Adding MCAS to the flight computer makes sense, the flight computer needs to be aware of it. It's understandable, but negligent, to add a new feature to the computer without considering the original design. The problem comes in when MCAS was not disclosed to pilots, doesn't disengage on errors, doesn't disengage when pilot input opposes it (partially by design), and can't be disabled except by disabling electric trim, which is more or less needed to recover from the error condition MCAS puts the plane into.

I think this is fixable, but the public information on the current fix doesn't include being able to turn MCAS off, so it doesn't seem like they've really done enough.

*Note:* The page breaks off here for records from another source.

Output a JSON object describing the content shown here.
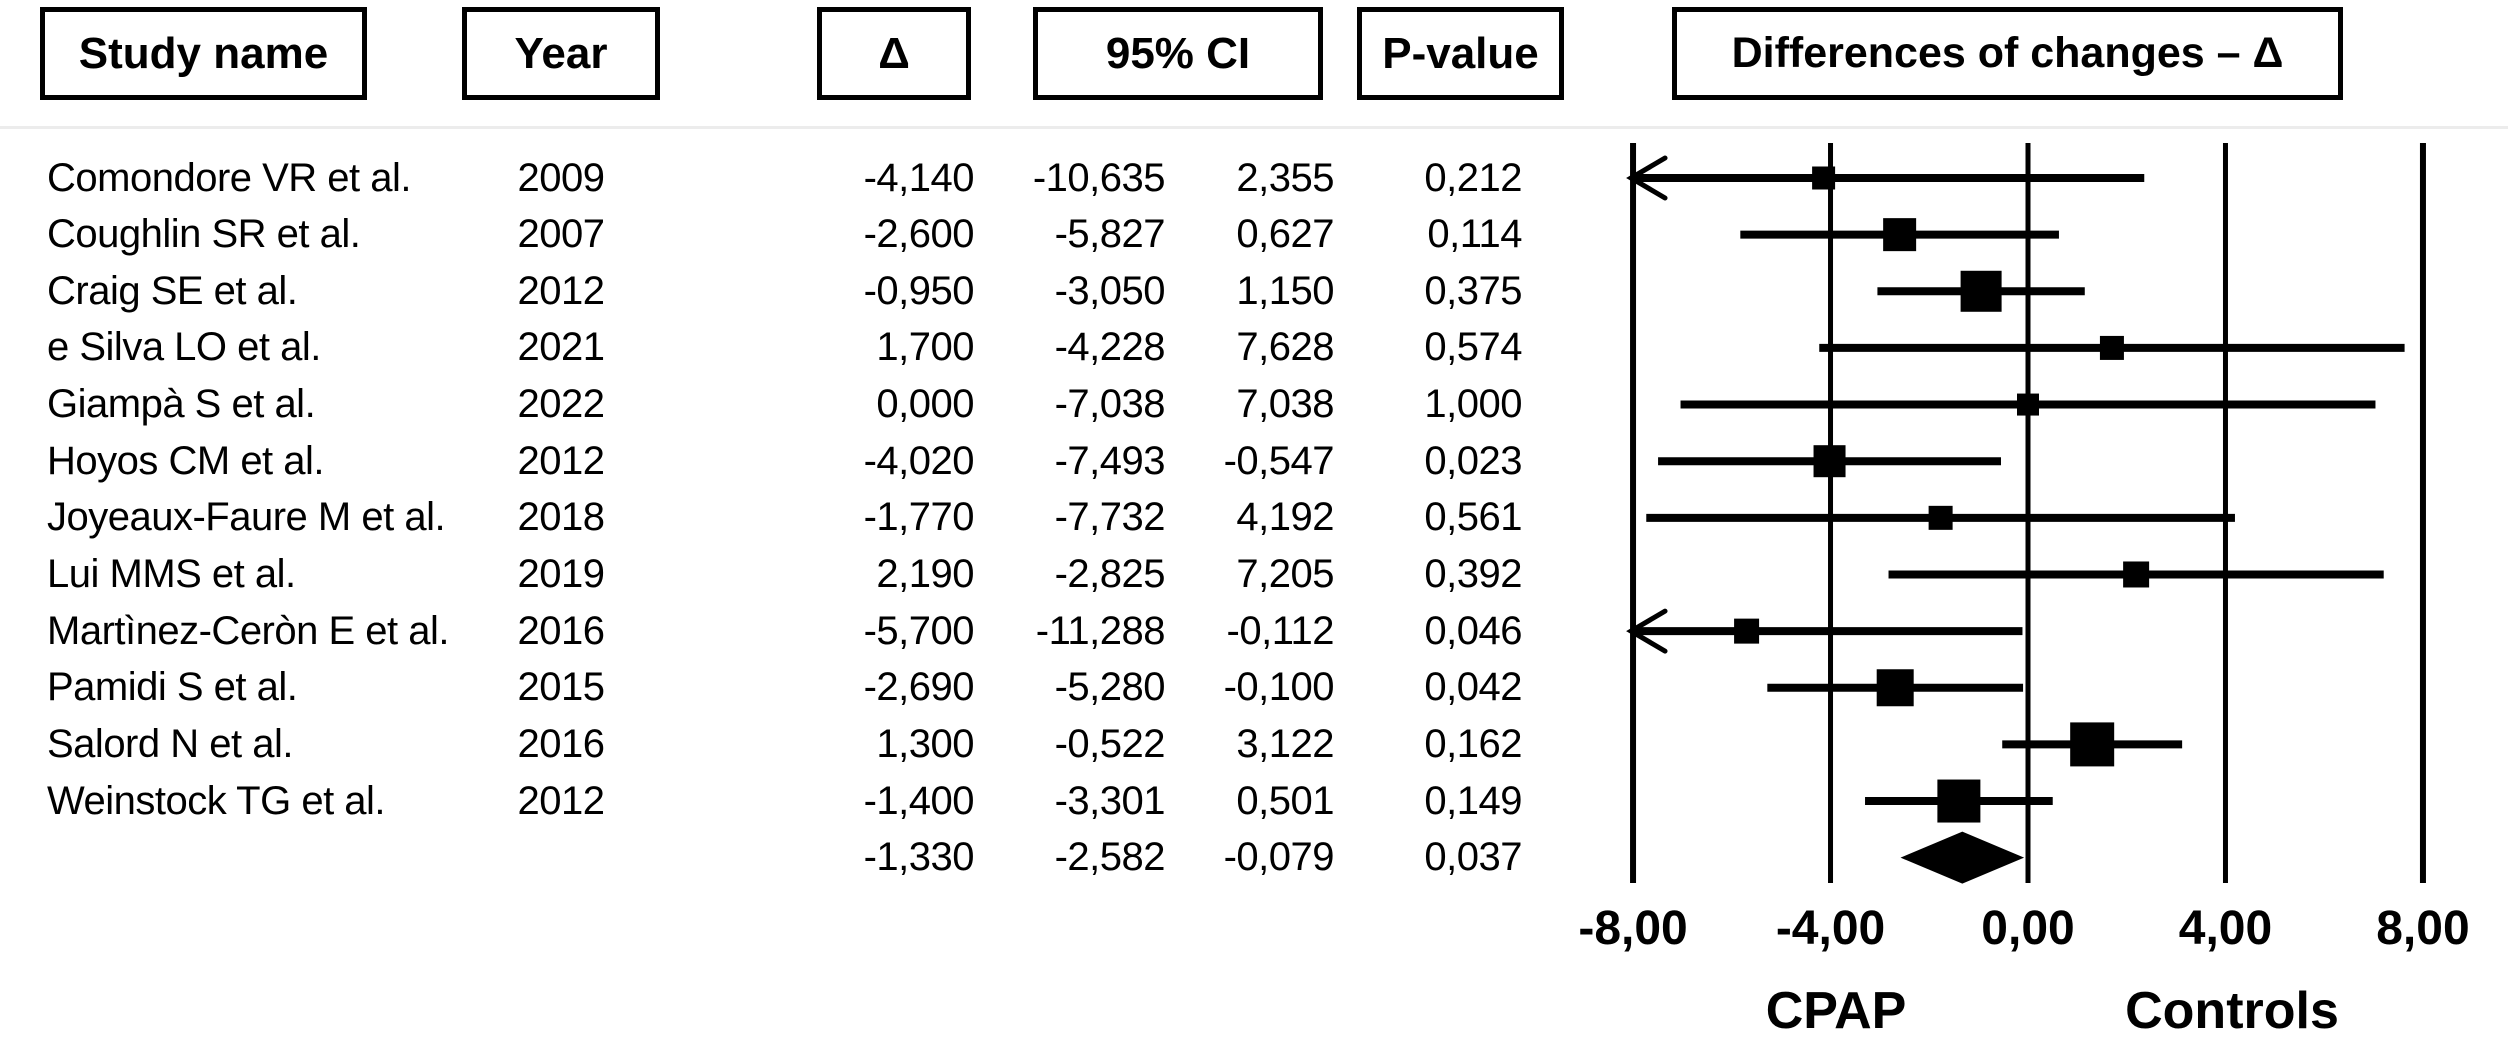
{
  "header": {
    "study_name": "Study name",
    "year": "Year",
    "delta": "Δ",
    "ci": "95% CI",
    "p_value": "P-value",
    "plot_title": "Differences of changes – Δ"
  },
  "studies": [
    {
      "name": "Comondore VR et al.",
      "year": "2009",
      "delta": "-4,140",
      "ci_lower": "-10,635",
      "ci_upper": "2,355",
      "p_value": "0,212"
    },
    {
      "name": "Coughlin SR et al.",
      "year": "2007",
      "delta": "-2,600",
      "ci_lower": "-5,827",
      "ci_upper": "0,627",
      "p_value": "0,114"
    },
    {
      "name": "Craig SE et al.",
      "year": "2012",
      "delta": "-0,950",
      "ci_lower": "-3,050",
      "ci_upper": "1,150",
      "p_value": "0,375"
    },
    {
      "name": "e Silva LO et al.",
      "year": "2021",
      "delta": "1,700",
      "ci_lower": "-4,228",
      "ci_upper": "7,628",
      "p_value": "0,574"
    },
    {
      "name": "Giampà S et al.",
      "year": "2022",
      "delta": "0,000",
      "ci_lower": "-7,038",
      "ci_upper": "7,038",
      "p_value": "1,000"
    },
    {
      "name": "Hoyos CM et al.",
      "year": "2012",
      "delta": "-4,020",
      "ci_lower": "-7,493",
      "ci_upper": "-0,547",
      "p_value": "0,023"
    },
    {
      "name": "Joyeaux-Faure M et al.",
      "year": "2018",
      "delta": "-1,770",
      "ci_lower": "-7,732",
      "ci_upper": "4,192",
      "p_value": "0,561"
    },
    {
      "name": "Lui MMS et al.",
      "year": "2019",
      "delta": "2,190",
      "ci_lower": "-2,825",
      "ci_upper": "7,205",
      "p_value": "0,392"
    },
    {
      "name": "Martìnez-Ceròn E et al.",
      "year": "2016",
      "delta": "-5,700",
      "ci_lower": "-11,288",
      "ci_upper": "-0,112",
      "p_value": "0,046"
    },
    {
      "name": "Pamidi S et al.",
      "year": "2015",
      "delta": "-2,690",
      "ci_lower": "-5,280",
      "ci_upper": "-0,100",
      "p_value": "0,042"
    },
    {
      "name": "Salord N et al.",
      "year": "2016",
      "delta": "1,300",
      "ci_lower": "-0,522",
      "ci_upper": "3,122",
      "p_value": "0,162"
    },
    {
      "name": "Weinstock TG et al.",
      "year": "2012",
      "delta": "-1,400",
      "ci_lower": "-3,301",
      "ci_upper": "0,501",
      "p_value": "0,149"
    }
  ],
  "summary": {
    "delta": "-1,330",
    "ci_lower": "-2,582",
    "ci_upper": "-0,079",
    "p_value": "0,037"
  },
  "chart_data": {
    "type": "forest",
    "title": "Differences of changes – Δ",
    "xlabel": "",
    "xlim": [
      -8,
      8
    ],
    "x_ticks": [
      -8,
      -4,
      0,
      4,
      8
    ],
    "x_tick_labels": [
      "-8,00",
      "-4,00",
      "0,00",
      "4,00",
      "8,00"
    ],
    "left_group_label": "CPAP",
    "right_group_label": "Controls",
    "grid": true,
    "legend_position": "none",
    "points": [
      {
        "study": "Comondore VR et al.",
        "value": -4.14,
        "lo": -10.635,
        "hi": 2.355,
        "size": 23
      },
      {
        "study": "Coughlin SR et al.",
        "value": -2.6,
        "lo": -5.827,
        "hi": 0.627,
        "size": 33
      },
      {
        "study": "Craig SE et al.",
        "value": -0.95,
        "lo": -3.05,
        "hi": 1.15,
        "size": 41
      },
      {
        "study": "e Silva LO et al.",
        "value": 1.7,
        "lo": -4.228,
        "hi": 7.628,
        "size": 24
      },
      {
        "study": "Giampà S et al.",
        "value": 0.0,
        "lo": -7.038,
        "hi": 7.038,
        "size": 22
      },
      {
        "study": "Hoyos CM et al.",
        "value": -4.02,
        "lo": -7.493,
        "hi": -0.547,
        "size": 32
      },
      {
        "study": "Joyeaux-Faure M et al.",
        "value": -1.77,
        "lo": -7.732,
        "hi": 4.192,
        "size": 24
      },
      {
        "study": "Lui MMS et al.",
        "value": 2.19,
        "lo": -2.825,
        "hi": 7.205,
        "size": 26
      },
      {
        "study": "Martìnez-Ceròn E et al.",
        "value": -5.7,
        "lo": -11.288,
        "hi": -0.112,
        "size": 25
      },
      {
        "study": "Pamidi S et al.",
        "value": -2.69,
        "lo": -5.28,
        "hi": -0.1,
        "size": 37
      },
      {
        "study": "Salord N et al.",
        "value": 1.3,
        "lo": -0.522,
        "hi": 3.122,
        "size": 44
      },
      {
        "study": "Weinstock TG et al.",
        "value": -1.4,
        "lo": -3.301,
        "hi": 0.501,
        "size": 43
      }
    ],
    "summary": {
      "value": -1.33,
      "lo": -2.582,
      "hi": -0.079
    }
  }
}
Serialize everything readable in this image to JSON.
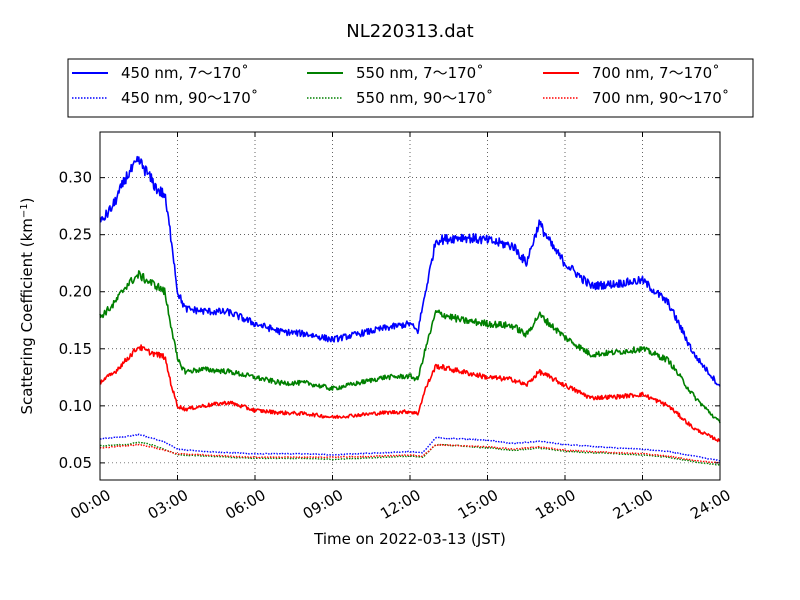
{
  "chart_data": {
    "type": "line",
    "title": "NL220313.dat",
    "xlabel": "Time on 2022-03-13 (JST)",
    "ylabel": "Scattering Coefficient (km",
    "ylabel_unit_exponent": "−1",
    "ylabel_close": ")",
    "xlim": [
      0,
      24
    ],
    "ylim": [
      0.035,
      0.34
    ],
    "x_ticks": [
      0,
      3,
      6,
      9,
      12,
      15,
      18,
      21,
      24
    ],
    "x_tick_labels": [
      "00:00",
      "03:00",
      "06:00",
      "09:00",
      "12:00",
      "15:00",
      "18:00",
      "21:00",
      "24:00"
    ],
    "y_ticks": [
      0.05,
      0.1,
      0.15,
      0.2,
      0.25,
      0.3
    ],
    "y_tick_labels": [
      "0.05",
      "0.10",
      "0.15",
      "0.20",
      "0.25",
      "0.30"
    ],
    "grid": true,
    "legend_placement": "top, above plot",
    "series": [
      {
        "name": "450 nm, 7～170˚",
        "color": "#0000ff",
        "style": "solid",
        "x": [
          0,
          0.5,
          1.0,
          1.5,
          1.8,
          2.2,
          2.5,
          2.8,
          3.0,
          3.3,
          4,
          5,
          6,
          7,
          8,
          9,
          10,
          11,
          12,
          12.3,
          12.6,
          13,
          14,
          15,
          16,
          16.5,
          17,
          17.5,
          18,
          19,
          20,
          21,
          22,
          23,
          24
        ],
        "y": [
          0.26,
          0.275,
          0.3,
          0.315,
          0.305,
          0.29,
          0.285,
          0.24,
          0.2,
          0.185,
          0.183,
          0.182,
          0.172,
          0.165,
          0.163,
          0.158,
          0.163,
          0.168,
          0.172,
          0.165,
          0.2,
          0.245,
          0.248,
          0.245,
          0.24,
          0.225,
          0.26,
          0.24,
          0.225,
          0.205,
          0.207,
          0.21,
          0.19,
          0.145,
          0.117
        ]
      },
      {
        "name": "550 nm, 7～170˚",
        "color": "#008000",
        "style": "solid",
        "x": [
          0,
          0.5,
          1.0,
          1.5,
          1.8,
          2.2,
          2.5,
          2.8,
          3.0,
          3.3,
          4,
          5,
          6,
          7,
          8,
          9,
          10,
          11,
          12,
          12.3,
          12.6,
          13,
          14,
          15,
          16,
          16.5,
          17,
          17.5,
          18,
          19,
          20,
          21,
          22,
          23,
          24
        ],
        "y": [
          0.178,
          0.188,
          0.205,
          0.215,
          0.21,
          0.205,
          0.2,
          0.165,
          0.14,
          0.13,
          0.132,
          0.13,
          0.125,
          0.12,
          0.12,
          0.115,
          0.12,
          0.125,
          0.126,
          0.123,
          0.15,
          0.182,
          0.175,
          0.172,
          0.17,
          0.162,
          0.18,
          0.17,
          0.16,
          0.145,
          0.147,
          0.15,
          0.14,
          0.108,
          0.085
        ]
      },
      {
        "name": "700 nm, 7～170˚",
        "color": "#ff0000",
        "style": "solid",
        "x": [
          0,
          0.5,
          1.0,
          1.5,
          1.8,
          2.2,
          2.5,
          2.8,
          3.0,
          3.3,
          4,
          5,
          6,
          7,
          8,
          9,
          10,
          11,
          12,
          12.3,
          12.6,
          13,
          14,
          15,
          16,
          16.5,
          17,
          17.5,
          18,
          19,
          20,
          21,
          22,
          23,
          24
        ],
        "y": [
          0.121,
          0.128,
          0.14,
          0.152,
          0.148,
          0.145,
          0.143,
          0.115,
          0.1,
          0.097,
          0.1,
          0.103,
          0.096,
          0.094,
          0.093,
          0.09,
          0.092,
          0.094,
          0.095,
          0.093,
          0.115,
          0.135,
          0.13,
          0.125,
          0.123,
          0.118,
          0.13,
          0.124,
          0.118,
          0.107,
          0.108,
          0.11,
          0.1,
          0.08,
          0.069
        ]
      },
      {
        "name": "450 nm, 90～170˚",
        "color": "#0000ff",
        "style": "dotted",
        "x": [
          0,
          1,
          1.5,
          2,
          2.5,
          3,
          4,
          6,
          8,
          9,
          11,
          12,
          12.5,
          13,
          14,
          15,
          16,
          17,
          18,
          20,
          21,
          22,
          23,
          24
        ],
        "y": [
          0.071,
          0.073,
          0.075,
          0.072,
          0.068,
          0.062,
          0.06,
          0.058,
          0.058,
          0.057,
          0.059,
          0.06,
          0.059,
          0.072,
          0.071,
          0.07,
          0.067,
          0.069,
          0.066,
          0.063,
          0.062,
          0.06,
          0.056,
          0.052
        ]
      },
      {
        "name": "550 nm, 90～170˚",
        "color": "#008000",
        "style": "dotted",
        "x": [
          0,
          1,
          1.5,
          2,
          2.5,
          3,
          4,
          6,
          8,
          9,
          11,
          12,
          12.5,
          13,
          14,
          15,
          16,
          17,
          18,
          20,
          21,
          22,
          23,
          24
        ],
        "y": [
          0.065,
          0.066,
          0.068,
          0.066,
          0.062,
          0.057,
          0.056,
          0.054,
          0.054,
          0.053,
          0.055,
          0.056,
          0.055,
          0.066,
          0.065,
          0.063,
          0.061,
          0.063,
          0.06,
          0.058,
          0.057,
          0.055,
          0.051,
          0.048
        ]
      },
      {
        "name": "700 nm, 90～170˚",
        "color": "#ff0000",
        "style": "dotted",
        "x": [
          0,
          1,
          1.5,
          2,
          2.5,
          3,
          4,
          6,
          8,
          9,
          11,
          12,
          12.5,
          13,
          14,
          15,
          16,
          17,
          18,
          20,
          21,
          22,
          23,
          24
        ],
        "y": [
          0.063,
          0.065,
          0.066,
          0.064,
          0.061,
          0.058,
          0.057,
          0.055,
          0.055,
          0.055,
          0.056,
          0.057,
          0.056,
          0.066,
          0.065,
          0.064,
          0.062,
          0.064,
          0.061,
          0.059,
          0.058,
          0.056,
          0.052,
          0.05
        ]
      }
    ],
    "legend_order": [
      0,
      1,
      2,
      3,
      4,
      5
    ]
  }
}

Of course they realize it makes it statistically less reliable. I think the gap is it becomes much more difficult to assess the probability of failure between different systems. In the case of MCAS, they already had the ability to override it. In complex systems one domain may think a simple mitigation is sufficient (e.g., the pilot can override MCAS) without understanding the layering of other issues (e.g., human factors like complex controls, lack of training etc.) Meaning from the standpoint of a single domain, that simple mitigation maybe incorrectly be assumed to bring the risk probability into a reasonable range.

I think it’s important to acknowledge the process failures like lack of communication between domains rather than acquiesce to simple conclusions that are more clear only in hindsight.

The procedures and how software systems handle changes to launch time are members of the set of hundreds of thousands of choices made during design and implementation that need to be validated. Yes, they feel like a "silly mistake" but ultimately most things that lead to failure will be in that category.
Or, in other words, getting to space is hard because it requires millions of opportunities for silly mistakes.

Most complex engineering projects are hard not because of one thing, but because of the mind-bogglingly large number of things that must all be done correctly.

(1 - x) ^ y, where x is the chance of each small mistake and y is the total number of opportunities, doesn't need a very large x, if y is large enough, for things to start looking dicey.

Yeah, this is a key insight, and something I didn't learn as a software developer with many years of experience until I studied probability formally. Maybe these days this is better known. This is also known as the inclusion-exclusion principal and can be used to model failure probability.
Thanks for the term! That's combinatorics, so I probably should have remembered it. :/

There are a lot of things I'd love to know the accepted name for, as I came into understanding through the backdoor. I regret that my college CS track didn't include more borrow-courses from physical engineering on reliability (and control theory). So many valuable, applicable lessons.

At some point we do, and that time is now. How qualified are you to give them a pass?